Jet.com is an Internet-based retail website with a difference, and is looking to bring the fight to Amazon. Firstly, unlike Amazon, they are not making money on the sale of items, but again using clever software, they are aggregating items being sold by vendors and depending on the combination of items bought and how they are bought, can bring significant savings to customers and undercut Amazon many times over. An example of this is like if a retailer might generally sell something for £200, and Amazon might sell it for £180, Jet.com will aggregate where that item might be selling from a selection of vendors and pay consideration to things like cutting prices if you pay by debit card, or if you’re getting multiples of the same item, so less boxes get used (something that Amazon doesn’t do to pass on cost savings!) or if you’re willing to wait a bit longer for the item to arrive, then to get discounts on shipping, so at the end of the day, the same item on Jet.com might sell for £160, which would be a nice chunk of change to have left to spend on something else.
Sounds good! But…what’s the catch?
Yes, unfortunately there is a catch of some sort. Jet.com has to make money somehow, so the service is run as an exclusive member only system, where it currently costs about $50 (or about £30 in real money) for one year access to the website. When you factor in that they are not making money off of what is being sold, and they will undercut Amazon in most cases, then the membership would inevitably pay for itself from the savings likely to be gained. The founder of Jet.com is so confident that you will make a saving, that if a member doesn’t make back their $50 in savings within a year, then they will refund the difference back!
The service has been in beta with users for about 4 months, and it has been largely positive, with some getting as much as 50% off on like-items to Amazon, with one guy from Canada getting a PC that cost around $1000 for approximately $515. It is noted that shipping times are generally longer and a bit more expensive that Amazon, but in nearly all instances, savings are made.

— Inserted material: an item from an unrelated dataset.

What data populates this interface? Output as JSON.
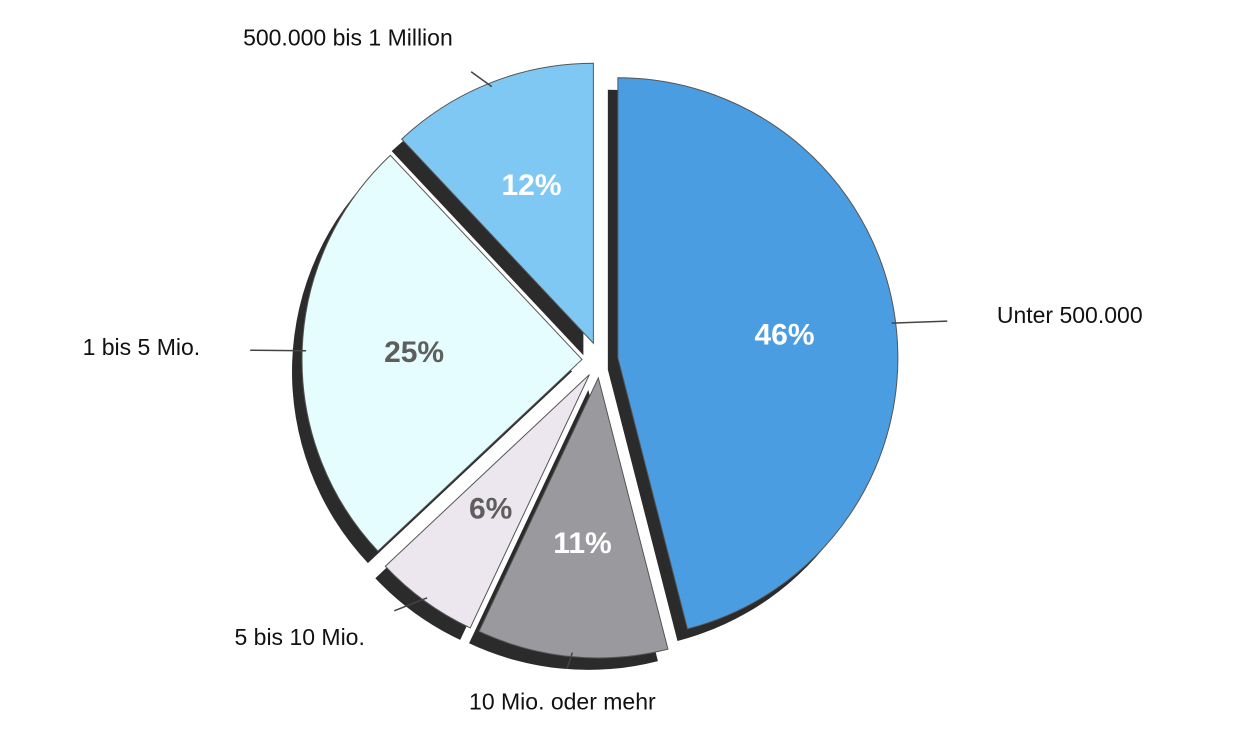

The website is due to launch imminently, however at this stage it only appears to be open to North American residents only for now. Having another company launch and take shots at Amazon is great for us, as hopefully this will aid in driving down prices for consumers further still, and having looked at the gist of how things can work at jet.com, with some likening it to a Costco model, it is definitely anticipated that it will lead to something big, and you can be sure that Geek Power will be keeping close tabs on this one!